SL: I believe that you need a good mix of skills. At this level,
the management/team building/people skills are critical, but I think
that a solid technical base is also needed. The technical base assures
that you can relate and communicate with all of your stakeholders.
AS: Is this office - or are you as the office-holder - likely to be
impacted by the upcoming change in administration in January 2009?
SL: The change in administration should not affect the momentum we
are creating. The GIO position here at DOT is a permanent one.
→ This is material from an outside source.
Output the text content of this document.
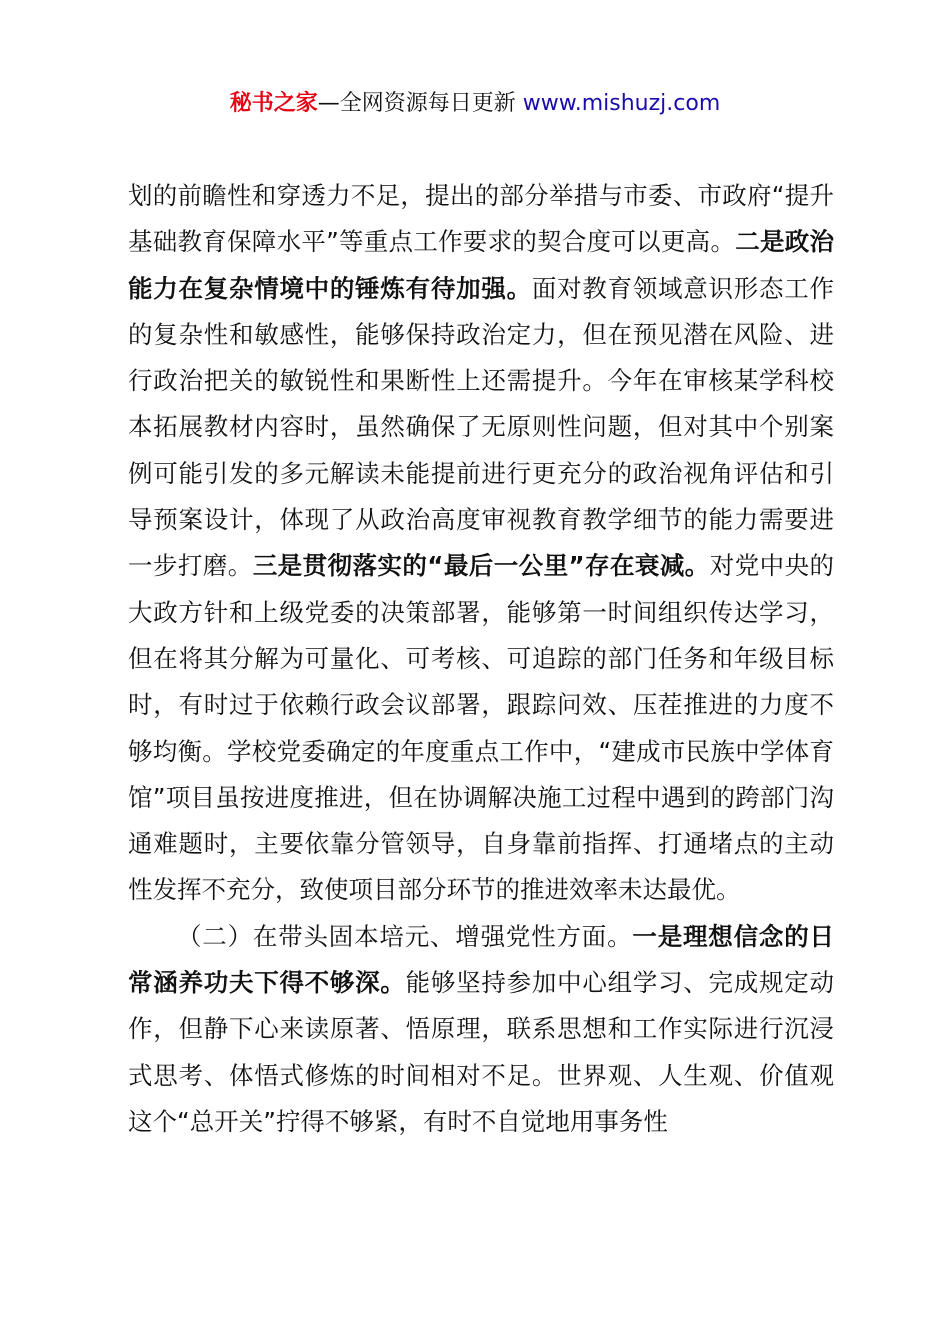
秘书之家—全网资源每日更新 www.mishuzj.com

划的前瞻性和穿透力不足，提出的部分举措与市委、市政府“提升基础教育保障水平”等重点工作要求的契合度可以更高。二是政治能力在复杂情境中的锤炼有待加强。面对教育领域意识形态工作的复杂性和敏感性，能够保持政治定力，但在预见潜在风险、进行政治把关的敏锐性和果断性上还需提升。今年在审核某学科校本拓展教材内容时，虽然确保了无原则性问题，但对其中个别案例可能引发的多元解读未能提前进行更充分的政治视角评估和引导预案设计，体现了从政治高度审视教育教学细节的能力需要进一步打磨。三是贯彻落实的“最后一公里”存在衰减。对党中央的大政方针和上级党委的决策部署，能够第一时间组织传达学习，但在将其分解为可量化、可考核、可追踪的部门任务和年级目标时，有时过于依赖行政会议部署，跟踪问效、压茬推进的力度不够均衡。学校党委确定的年度重点工作中，“建成市民族中学体育馆”项目虽按进度推进，但在协调解决施工过程中遇到的跨部门沟通难题时，主要依靠分管领导，自身靠前指挥、打通堵点的主动性发挥不充分，致使项目部分环节的推进效率未达最优。

（二）在带头固本培元、增强党性方面。一是理想信念的日常涵养功夫下得不够深。能够坚持参加中心组学习、完成规定动作，但静下心来读原著、悟原理，联系思想和工作实际进行沉浸式思考、体悟式修炼的时间相对不足。世界观、人生观、价值观这个“总开关”拧得不够紧，有时不自觉地用事务性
Geospatial information will remain an important enabler of the DOT
mission. Under the current administration, I have tremendous support
from the CIO, Dan Mintz. I believe that if I can show progress in
uniting the geospatial community at DOT, the administration that
follows will also be supportive.
AS: Does DOT currently have processes in place to monitor DOT
geospatial technology use, in particular to confirm it's secure,
efficient and non-redundant? Or will some of these need to be built
SL: A lot of these will have to be built from scratch. DOT does
have effective information security processes. However, without a true
geospatial community, the geospatial programs within the DOT have
operated independently. Unfortunately, that led to redundancy and
duplication of effort. I look forward to working with the geospatial
community here to remedy that.
AS: Once progress has been made at DOT, do you see potential for the
GIO role to grow to include interacting with other GIOs within the
federal government? No doubt there are some similar challenges to be
SL: Definitely. Not only will I work with and learn from the other
federal GIOs, but I will also interact with state level GIOs through
the National States Geographic Information Council. I also intend to
reach out to geospatial professionals at the state DOT level through
the American Association of State Highway and Transportation Officials.